Aku fikir dia akan menceritakan Jho, Key atau dua
teman lain kami tapi ternyata dia menceritakan perasaanya mengungkapkan isi
hati yang dipendamnya selama 5 tahun.
Tiba-tiba tubuhku mendadak kaku, seperti kram
disekujur tubuh.
“Apa Rey,jadi selama ini kau?” tanyaku sambil
menekankan suara.
“Iya Ve, bagaimana dengan mu?”
Aku hanya menjawab “gak bisa Rey kita itu sahabatan,
mana mungkin ... ah sudahlah kau ini habis kesambet setan mana?”
Rey terdiam menunduk dengan perasaan yang seperti apa
aku pun tah paham.
“Tapi Ve, apakah suatu saat nanti kita bisa....”

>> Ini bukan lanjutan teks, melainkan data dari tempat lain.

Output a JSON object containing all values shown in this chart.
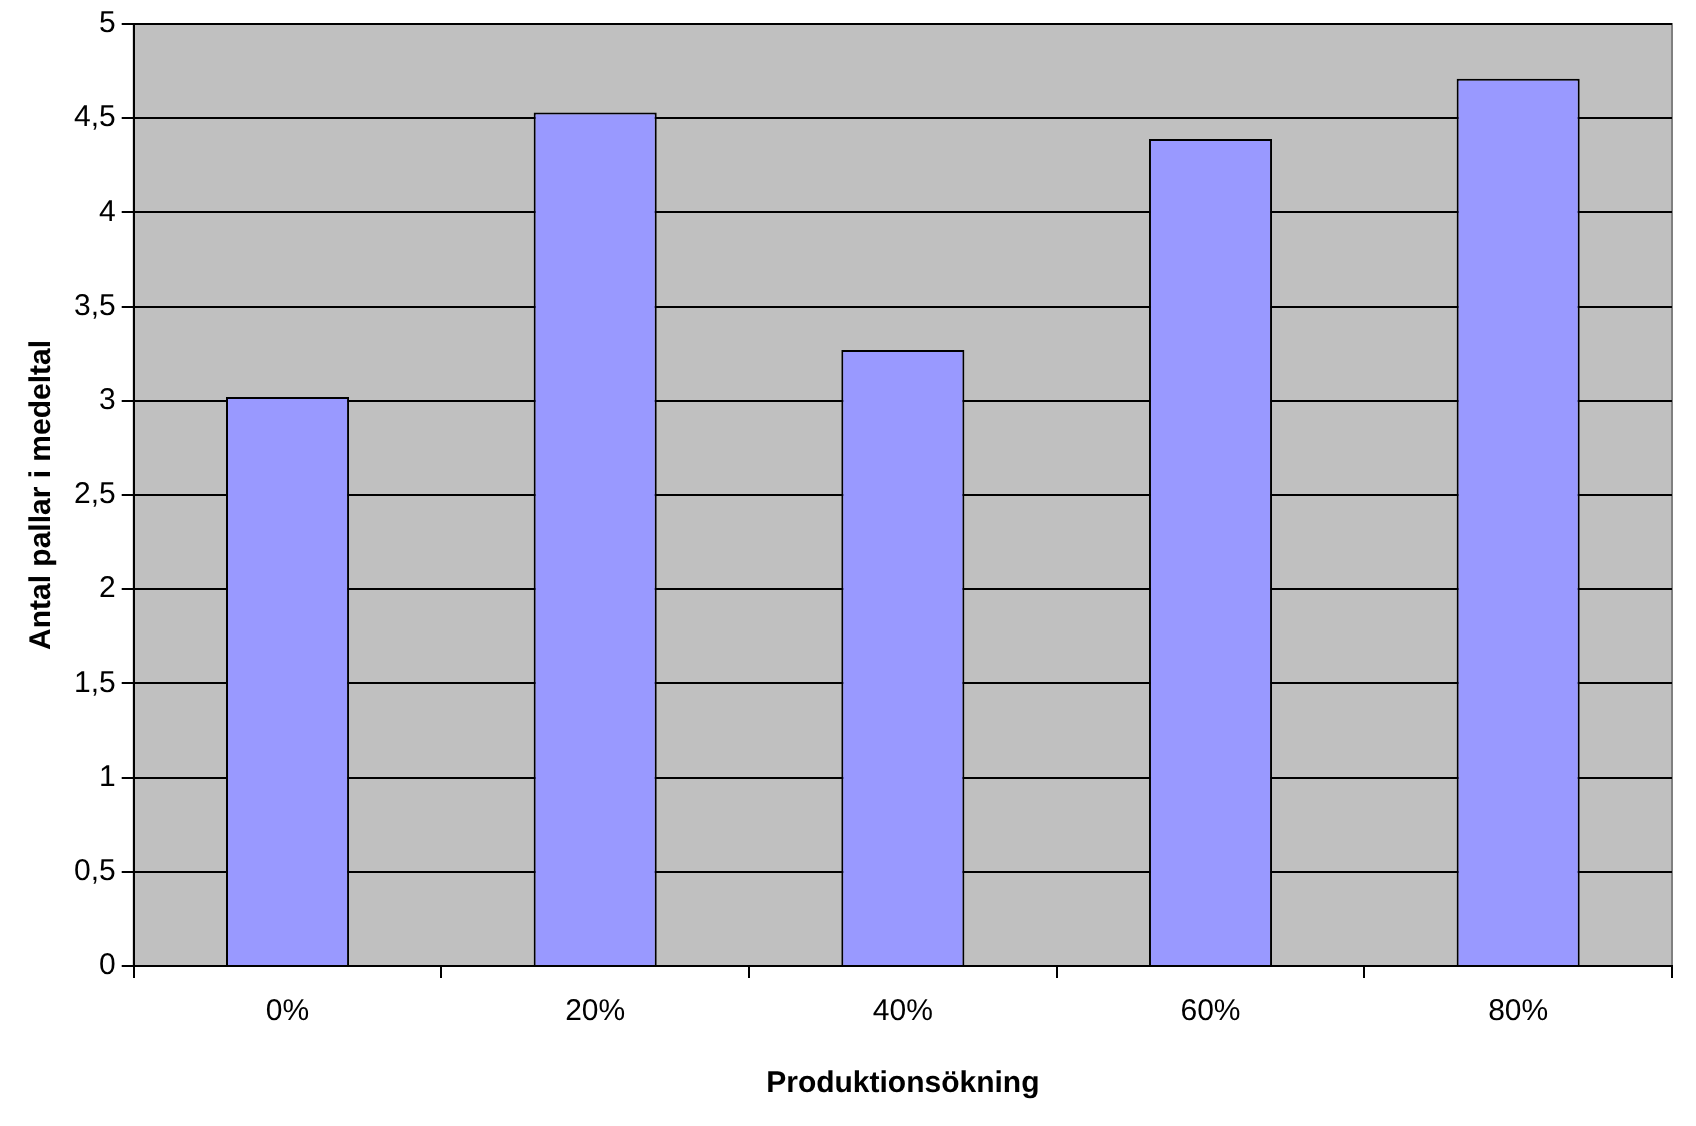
{
  "chart_data": {
    "type": "bar",
    "xlabel": "Produktionsökning",
    "ylabel": "Antal pallar i medeltal",
    "categories": [
      "0%",
      "20%",
      "40%",
      "60%",
      "80%"
    ],
    "values": [
      3.02,
      4.53,
      3.27,
      4.39,
      4.71
    ],
    "color": "#9999ff",
    "ylim": [
      0,
      5
    ],
    "yticks": [
      0,
      {
        "value": 0.5,
        "label": "0,5"
      },
      1,
      {
        "value": 1.5,
        "label": "1,5"
      },
      2,
      {
        "value": 2.5,
        "label": "2,5"
      },
      3,
      {
        "value": 3.5,
        "label": "3,5"
      },
      4,
      {
        "value": 4.5,
        "label": "4,5"
      },
      5
    ],
    "grid": "y",
    "legend": false
  }
}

kalimatnya terputus dan kemudian dia berusaha melihat wajahku.
“Kau ini habis kesambet setan atau habis tejatuh dari
motor lalu amnesia?”Jawabku ketus sedikit mengalihkan pembicaraan.
“Apakah aku boleh menunggumu sampai hatimu akan
luluh?” Tanyanya serius
“Sudahlah Rey, kita berteman saja.”
Kemudian dia berpamitan dan menghidupkan mesin
motornya tanpa berpamitan kepada ibu, sejak saat itu kami tak bertemu lagi.
Dan pesanya malam ini, mengingatkan ku akan cerita
beberapa tahun lalu. Ah, Rey kenapa kau datang tepat sewindu perasaan itu kau
tujukan padaku.
Malam ini aku tidur diiringi lagu sewindu-nya Tulus.
Entah apa yang akan terjadi esok yang pasti aku gak bakalan mutus tali
pertemanan gak bakalan nerima kamu lebih dari seorang teman baik, lagipula hati
ku ini sudah ada yang memiliki. Maaf Rey, sebaiknya kita menjalin persahabatan
seperti dulu lagi saja, gumamku dalam hati.